Estas realizações só foram possíveis graças às pessoas do INDESP, que estarão registradas no meu pensamento como pessoas compromissadas e sempre prontas a servir o país.

Entretanto, Excelentíssimo Senhor Ministro, também tive muitas dificuldades, as quais podem ser explicadas pelos seguintes motivos:

a) O canal paralelo que Vossa Excelência e a Secretária Executiva Tereza Castro sempre abriram ao Senhor Luiz Antonio Buffara de Freitas, embora nos vários conflitos surgidos, eu tenha explicado à Senhora Secretária Executiva os transtornos que este diretor causava, principalmente quando tentava de alguma forma dominar, com exclusividade, todos os assuntos relativos a bingo.

b) O notório pouco conhecimento de Vossa Excelência em relação ao esporte, e a indisponibilidade para ouvir quando emite qualquer ponto de vista;

c) A forma pejorativa e jocosa que Vossa Excelência sempre tratou o INDESP, em reuniões no próprio Ministério e até publicamente;

Apesar desse panorama negativo, sempre procurei com lealdade melhorar este quadro de dificuldades circunstanciais, buscando através do bom senso e da serenidade uma reversão que pudesse melhorar a performance de Vossa Excelência, no Ministério, diante da Comunidade, pelo menos nas questões do Esporte. O que sempre esteve claro é que eu não era a pessoa da sua confiança, pois desde o nosso primeiro encontro, Vossa Excelência falou-me que queria colocar um engenheiro na presidência do INDESP (seria o engenheiro Luiz Buffara, por acaso?) para alguns dias depois convidar-me por telefone, quando eu estava num Congresso Internacional em Foz do Iguaçu.

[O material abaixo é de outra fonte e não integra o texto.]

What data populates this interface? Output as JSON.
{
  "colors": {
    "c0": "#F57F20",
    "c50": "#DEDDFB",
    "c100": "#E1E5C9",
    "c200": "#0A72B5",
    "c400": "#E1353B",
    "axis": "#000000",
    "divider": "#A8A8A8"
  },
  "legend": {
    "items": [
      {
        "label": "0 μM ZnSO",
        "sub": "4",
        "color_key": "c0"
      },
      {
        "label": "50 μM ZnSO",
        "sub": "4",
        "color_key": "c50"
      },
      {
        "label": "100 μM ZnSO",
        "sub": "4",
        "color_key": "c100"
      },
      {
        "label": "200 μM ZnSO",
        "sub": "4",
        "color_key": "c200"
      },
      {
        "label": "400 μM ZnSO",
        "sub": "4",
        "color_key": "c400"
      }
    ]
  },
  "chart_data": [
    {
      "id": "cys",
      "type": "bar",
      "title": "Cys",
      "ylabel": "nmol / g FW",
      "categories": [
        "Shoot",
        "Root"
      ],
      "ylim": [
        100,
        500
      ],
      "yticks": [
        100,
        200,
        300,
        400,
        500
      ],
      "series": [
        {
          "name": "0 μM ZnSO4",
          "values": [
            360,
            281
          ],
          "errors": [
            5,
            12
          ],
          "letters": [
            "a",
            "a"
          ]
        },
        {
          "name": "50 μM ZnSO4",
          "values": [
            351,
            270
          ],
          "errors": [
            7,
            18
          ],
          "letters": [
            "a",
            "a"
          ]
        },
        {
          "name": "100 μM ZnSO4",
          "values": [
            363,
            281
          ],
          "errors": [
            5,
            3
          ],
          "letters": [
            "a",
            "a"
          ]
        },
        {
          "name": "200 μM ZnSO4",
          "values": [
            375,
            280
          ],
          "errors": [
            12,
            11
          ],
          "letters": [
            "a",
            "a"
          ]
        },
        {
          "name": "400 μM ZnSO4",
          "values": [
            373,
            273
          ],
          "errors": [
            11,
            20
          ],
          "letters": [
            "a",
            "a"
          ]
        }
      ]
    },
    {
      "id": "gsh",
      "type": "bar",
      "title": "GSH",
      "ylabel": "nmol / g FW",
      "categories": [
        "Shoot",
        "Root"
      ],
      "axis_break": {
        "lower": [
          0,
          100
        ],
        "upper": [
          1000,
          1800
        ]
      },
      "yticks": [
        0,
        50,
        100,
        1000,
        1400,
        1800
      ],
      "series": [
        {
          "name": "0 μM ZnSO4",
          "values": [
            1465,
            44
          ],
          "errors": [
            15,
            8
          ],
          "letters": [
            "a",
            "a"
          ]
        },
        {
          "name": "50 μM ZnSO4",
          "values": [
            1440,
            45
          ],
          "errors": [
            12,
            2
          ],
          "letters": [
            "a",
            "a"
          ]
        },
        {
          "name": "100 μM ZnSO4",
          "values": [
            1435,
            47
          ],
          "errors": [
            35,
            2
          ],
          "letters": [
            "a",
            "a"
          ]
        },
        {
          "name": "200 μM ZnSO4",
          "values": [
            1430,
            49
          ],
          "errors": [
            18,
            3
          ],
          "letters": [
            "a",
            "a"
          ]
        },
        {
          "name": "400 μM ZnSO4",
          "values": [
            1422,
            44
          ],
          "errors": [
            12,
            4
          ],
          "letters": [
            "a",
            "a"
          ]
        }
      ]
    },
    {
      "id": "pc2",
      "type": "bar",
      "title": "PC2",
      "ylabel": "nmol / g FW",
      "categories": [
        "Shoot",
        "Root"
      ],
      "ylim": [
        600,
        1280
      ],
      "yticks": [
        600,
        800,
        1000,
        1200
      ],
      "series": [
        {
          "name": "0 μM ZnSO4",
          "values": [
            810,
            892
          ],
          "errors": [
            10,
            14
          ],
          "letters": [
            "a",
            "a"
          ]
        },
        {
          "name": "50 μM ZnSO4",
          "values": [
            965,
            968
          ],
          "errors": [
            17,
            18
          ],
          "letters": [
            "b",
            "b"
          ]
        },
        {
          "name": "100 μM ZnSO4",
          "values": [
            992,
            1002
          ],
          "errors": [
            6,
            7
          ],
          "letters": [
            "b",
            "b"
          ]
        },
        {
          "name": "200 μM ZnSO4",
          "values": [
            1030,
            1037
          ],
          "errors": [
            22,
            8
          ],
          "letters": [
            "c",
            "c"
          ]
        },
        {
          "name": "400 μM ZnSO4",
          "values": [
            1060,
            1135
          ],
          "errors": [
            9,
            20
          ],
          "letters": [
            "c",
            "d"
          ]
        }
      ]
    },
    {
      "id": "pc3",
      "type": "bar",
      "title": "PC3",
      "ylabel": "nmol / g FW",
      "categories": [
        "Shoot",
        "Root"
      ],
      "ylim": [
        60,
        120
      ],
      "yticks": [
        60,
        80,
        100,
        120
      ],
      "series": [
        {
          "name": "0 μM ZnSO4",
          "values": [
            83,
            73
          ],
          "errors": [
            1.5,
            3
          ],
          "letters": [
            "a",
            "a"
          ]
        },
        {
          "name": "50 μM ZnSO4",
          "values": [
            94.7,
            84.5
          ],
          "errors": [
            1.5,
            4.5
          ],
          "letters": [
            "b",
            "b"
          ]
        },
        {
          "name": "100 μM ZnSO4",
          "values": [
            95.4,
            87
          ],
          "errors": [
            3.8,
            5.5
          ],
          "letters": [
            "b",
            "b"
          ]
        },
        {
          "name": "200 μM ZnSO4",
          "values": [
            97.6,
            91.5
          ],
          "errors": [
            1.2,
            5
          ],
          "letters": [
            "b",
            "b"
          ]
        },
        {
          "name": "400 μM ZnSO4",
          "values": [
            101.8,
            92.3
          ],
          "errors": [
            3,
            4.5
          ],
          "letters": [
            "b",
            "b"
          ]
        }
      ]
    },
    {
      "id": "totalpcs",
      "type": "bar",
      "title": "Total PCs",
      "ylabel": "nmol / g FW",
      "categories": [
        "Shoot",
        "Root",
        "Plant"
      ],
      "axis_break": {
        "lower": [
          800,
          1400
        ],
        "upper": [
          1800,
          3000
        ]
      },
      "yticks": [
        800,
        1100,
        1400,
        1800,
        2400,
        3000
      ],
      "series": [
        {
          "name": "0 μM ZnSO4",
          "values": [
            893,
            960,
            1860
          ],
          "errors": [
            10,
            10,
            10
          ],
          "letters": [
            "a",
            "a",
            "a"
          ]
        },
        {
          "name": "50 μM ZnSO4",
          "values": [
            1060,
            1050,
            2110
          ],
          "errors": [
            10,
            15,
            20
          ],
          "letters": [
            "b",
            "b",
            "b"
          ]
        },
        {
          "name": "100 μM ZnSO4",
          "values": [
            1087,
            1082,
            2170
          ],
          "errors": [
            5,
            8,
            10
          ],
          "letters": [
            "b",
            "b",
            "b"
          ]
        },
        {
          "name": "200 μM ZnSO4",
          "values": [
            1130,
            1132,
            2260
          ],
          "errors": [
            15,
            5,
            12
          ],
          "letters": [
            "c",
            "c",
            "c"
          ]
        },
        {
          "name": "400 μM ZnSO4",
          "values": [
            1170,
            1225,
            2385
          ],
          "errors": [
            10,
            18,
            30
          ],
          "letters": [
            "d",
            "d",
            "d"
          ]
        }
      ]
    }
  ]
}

Devo acrescentar, que a partir do pedido de exoneração do Senhor João Elias Cardoso do Setor de Bingos, este quadro ganhou novos contôrnos, pois embora a carta de descompatibilização daquele funcionário não apresentasse provas concretas das insinuações relatadas, a imprensa passou a colocar sob suspeita as ações do Senhor Luiz Antonio Buffara de Freitas e do Senhor Paulo Araújo (nomeado pelo MET como colaborador eventual para elaborar a legislação específica sobre bingos), apresentando graves denúncias.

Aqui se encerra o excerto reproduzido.